Dalam sambutan yang disampaikan oleh YM Maddika Bua mewakili YM Opu Cenning, ditegaskan bahwa setiap langkah besar di tanah Luwu sebaiknya dimulai dengan niat baik dan penghormatan terhadap adat.
“Blasting adalah bagian dari kegiatan industri yang tentu telah melalui perhitungan teknis. Tapi di Luwu, kami percaya bahwa setiap gerak harus selaras dengan restu budaya dan kearifan lokal.
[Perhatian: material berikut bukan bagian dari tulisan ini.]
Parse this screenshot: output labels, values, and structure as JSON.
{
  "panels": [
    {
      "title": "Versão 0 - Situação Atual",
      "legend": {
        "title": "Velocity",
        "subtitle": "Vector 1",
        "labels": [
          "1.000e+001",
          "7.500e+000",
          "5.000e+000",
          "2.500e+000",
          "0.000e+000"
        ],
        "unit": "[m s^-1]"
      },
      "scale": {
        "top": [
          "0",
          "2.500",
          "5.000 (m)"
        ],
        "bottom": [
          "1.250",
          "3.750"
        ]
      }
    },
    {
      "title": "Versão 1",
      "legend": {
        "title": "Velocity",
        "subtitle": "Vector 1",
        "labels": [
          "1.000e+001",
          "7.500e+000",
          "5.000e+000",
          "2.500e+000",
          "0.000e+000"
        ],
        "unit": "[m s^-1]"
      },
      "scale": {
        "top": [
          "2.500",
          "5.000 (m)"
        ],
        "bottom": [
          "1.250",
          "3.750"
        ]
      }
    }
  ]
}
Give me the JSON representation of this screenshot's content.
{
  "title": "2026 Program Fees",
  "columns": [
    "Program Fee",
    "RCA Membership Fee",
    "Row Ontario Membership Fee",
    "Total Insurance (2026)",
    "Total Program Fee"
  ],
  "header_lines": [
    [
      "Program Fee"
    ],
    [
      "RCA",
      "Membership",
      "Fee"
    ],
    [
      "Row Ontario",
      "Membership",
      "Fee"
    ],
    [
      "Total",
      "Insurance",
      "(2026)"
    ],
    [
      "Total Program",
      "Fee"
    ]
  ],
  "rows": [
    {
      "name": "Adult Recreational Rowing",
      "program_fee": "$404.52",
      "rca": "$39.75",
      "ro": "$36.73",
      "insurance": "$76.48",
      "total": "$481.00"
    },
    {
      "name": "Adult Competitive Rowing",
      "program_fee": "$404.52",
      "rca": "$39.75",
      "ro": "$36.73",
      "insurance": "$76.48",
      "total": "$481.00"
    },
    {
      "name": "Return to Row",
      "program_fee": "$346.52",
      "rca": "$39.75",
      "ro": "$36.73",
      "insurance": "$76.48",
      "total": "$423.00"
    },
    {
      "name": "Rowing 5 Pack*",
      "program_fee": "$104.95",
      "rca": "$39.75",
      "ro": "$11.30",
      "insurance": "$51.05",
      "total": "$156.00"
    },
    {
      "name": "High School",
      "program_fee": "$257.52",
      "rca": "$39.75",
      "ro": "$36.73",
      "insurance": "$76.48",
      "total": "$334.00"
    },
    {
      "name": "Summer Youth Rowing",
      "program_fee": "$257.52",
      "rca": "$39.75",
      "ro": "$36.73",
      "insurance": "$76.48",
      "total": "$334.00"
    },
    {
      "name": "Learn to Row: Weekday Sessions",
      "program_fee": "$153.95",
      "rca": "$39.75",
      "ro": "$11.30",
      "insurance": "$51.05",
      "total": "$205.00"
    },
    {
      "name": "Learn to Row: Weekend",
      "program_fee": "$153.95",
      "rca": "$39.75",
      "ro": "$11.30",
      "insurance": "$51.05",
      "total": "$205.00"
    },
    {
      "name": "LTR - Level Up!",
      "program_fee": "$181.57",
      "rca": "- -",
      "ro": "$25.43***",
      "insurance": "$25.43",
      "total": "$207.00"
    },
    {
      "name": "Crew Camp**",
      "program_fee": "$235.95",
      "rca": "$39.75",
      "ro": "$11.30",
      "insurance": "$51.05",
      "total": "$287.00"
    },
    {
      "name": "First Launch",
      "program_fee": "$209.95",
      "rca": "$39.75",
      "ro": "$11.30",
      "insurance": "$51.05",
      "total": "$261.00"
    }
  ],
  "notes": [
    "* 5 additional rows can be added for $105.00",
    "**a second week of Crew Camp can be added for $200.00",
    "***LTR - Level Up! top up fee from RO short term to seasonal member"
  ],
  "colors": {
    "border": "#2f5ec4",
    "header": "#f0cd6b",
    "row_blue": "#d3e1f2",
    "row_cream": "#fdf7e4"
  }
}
Kami menyambut baik langkah MDA yang datang meminta restu bukan hanya menjalankan kewajiban teknis, tetapi juga menghormati nilai-nilai leluhur kami,” ujar beliau.
Sebelumnya, MDA telah melakukan berbagai sosialisasi teknis kepada masyarakat di sekitar area tambang, serta berkoordinasi dengan Pemerintah Kabupaten Luwu, Forkopimda, dan perangkat desa. Dalam sosialisasi tersebut, MDA menjelaskan aspek keselamatan, radius aman peledakan, hingga prosedur mitigasi dampak.
Kepala Teknik Tambang MDA, Mustafa Ibrahim, menyampaikan bahwa kegiatan peledakan (blasting) merupakan bagian krusial dari proses pertambangan yang dilakukan secara aman dan terkendali.
“Blasting kami rancang dengan standar keselamatan yang tinggi dan telah memenuhi seluruh perizinan dari pihak Kepolisian serta Kementerian ESDM,” jelasnya.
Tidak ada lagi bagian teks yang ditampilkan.